Using a zebrafish model to pinpoint genes that are linked with amyotrophic lateral sclerosis (ALS), researchers at Leuven have identified a new molecule that could be targeted by a future ALS treatment.
Their study has been published in the prestigious journal Nature Medicine.
Amyotrophic lateral sclerosis or ALS
ALS is a progressive paralyzing disease caused by the destruction of the neurons connecting to the muscles. As a result, ALS patients gradually lose control over their muscles and eventually become completely paralyzed while their mental capacity remains intact. In spite of the enormous medical and social impacts of this grave degenerative illness, the mechanisms behind its pathogenesis remain a mystery. There is no known treatment.
Zebra fish as a model
Using an unusual zebrafish model for ALS that these scientists developed earlier, Wim Robberecht's research team searched for genes that either worsened or improved the phenotype of the disease. In the current study, Annelies Van Hoecke and Wim Robberecht and their colleagues identified the EphA4 receptor as a genetic factor that modifies the clinical picture of ALS in zebrafish. Eliminating this receptor in zebrafish led to the disappearance of the illness, while blocking the receptor in mice resulted in a clear improvement of the animals' life expectancy. The research also showed a link in ALS patients between the expression of the EphA4 receptor and the severity of the illness. ALS patients who express the receptor in limited amounts develop the disease later and have a better life expectancy than ALS patients who produce large amounts of the receptor. They also found that EphA4 prevented neurons from recovering from damage and that the cells that were actually the most susceptible to ALS expressed high levels of the receptor.

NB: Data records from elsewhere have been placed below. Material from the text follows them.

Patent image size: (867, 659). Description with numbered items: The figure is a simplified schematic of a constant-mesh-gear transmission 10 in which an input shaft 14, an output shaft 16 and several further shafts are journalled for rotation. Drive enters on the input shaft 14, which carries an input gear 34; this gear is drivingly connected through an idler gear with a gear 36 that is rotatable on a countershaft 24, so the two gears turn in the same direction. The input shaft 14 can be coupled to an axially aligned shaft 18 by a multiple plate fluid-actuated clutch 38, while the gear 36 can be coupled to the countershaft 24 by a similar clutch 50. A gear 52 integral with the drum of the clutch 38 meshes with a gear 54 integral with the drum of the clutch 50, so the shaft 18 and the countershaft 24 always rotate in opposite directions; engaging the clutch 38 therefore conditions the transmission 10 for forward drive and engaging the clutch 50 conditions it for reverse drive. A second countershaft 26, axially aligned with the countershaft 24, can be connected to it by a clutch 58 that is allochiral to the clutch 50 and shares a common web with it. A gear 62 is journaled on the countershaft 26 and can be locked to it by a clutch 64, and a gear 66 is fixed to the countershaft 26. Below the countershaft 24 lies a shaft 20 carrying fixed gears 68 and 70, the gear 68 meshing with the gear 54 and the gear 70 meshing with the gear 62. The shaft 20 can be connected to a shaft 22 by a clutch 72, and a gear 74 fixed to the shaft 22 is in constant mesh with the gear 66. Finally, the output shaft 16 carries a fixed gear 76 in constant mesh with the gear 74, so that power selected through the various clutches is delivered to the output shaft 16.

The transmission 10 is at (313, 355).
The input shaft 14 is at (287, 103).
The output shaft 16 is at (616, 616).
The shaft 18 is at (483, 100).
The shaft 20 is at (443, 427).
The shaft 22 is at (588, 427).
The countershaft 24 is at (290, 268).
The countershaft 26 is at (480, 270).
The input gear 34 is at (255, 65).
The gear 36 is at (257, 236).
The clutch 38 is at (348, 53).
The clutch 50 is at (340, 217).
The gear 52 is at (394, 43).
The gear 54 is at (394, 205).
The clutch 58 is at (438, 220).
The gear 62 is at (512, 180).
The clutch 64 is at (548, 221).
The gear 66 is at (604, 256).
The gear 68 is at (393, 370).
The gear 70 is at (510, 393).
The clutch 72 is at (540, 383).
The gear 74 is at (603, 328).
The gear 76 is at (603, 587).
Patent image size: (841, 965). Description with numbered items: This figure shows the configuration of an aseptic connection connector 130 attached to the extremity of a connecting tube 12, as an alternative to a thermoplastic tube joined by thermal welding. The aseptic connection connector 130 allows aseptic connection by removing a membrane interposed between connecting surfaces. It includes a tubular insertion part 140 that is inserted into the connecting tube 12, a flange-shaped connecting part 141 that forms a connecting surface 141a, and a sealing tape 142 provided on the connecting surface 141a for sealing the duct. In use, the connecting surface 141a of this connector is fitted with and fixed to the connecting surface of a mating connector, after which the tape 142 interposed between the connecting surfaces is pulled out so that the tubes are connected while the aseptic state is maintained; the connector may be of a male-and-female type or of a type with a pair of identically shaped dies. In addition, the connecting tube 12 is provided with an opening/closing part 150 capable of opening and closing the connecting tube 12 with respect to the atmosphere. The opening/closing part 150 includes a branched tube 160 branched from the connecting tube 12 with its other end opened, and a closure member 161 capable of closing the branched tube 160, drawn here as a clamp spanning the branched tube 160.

This study is very promising and proves that small model organisms such as zebrafish can be valuable tools in the search for a therapy for ALS. It also shows that molecules that are essential for the development of the nervous system can play a role in the mechanism of neurodegenerative disorders in adulthood. Finally, the results suggest that blocking EphA4 modifies the course of the disease, meaning that the receptor may be a good target for a future ALS drug. Of course, there is still a long road ahead before such a drug will be available to patients.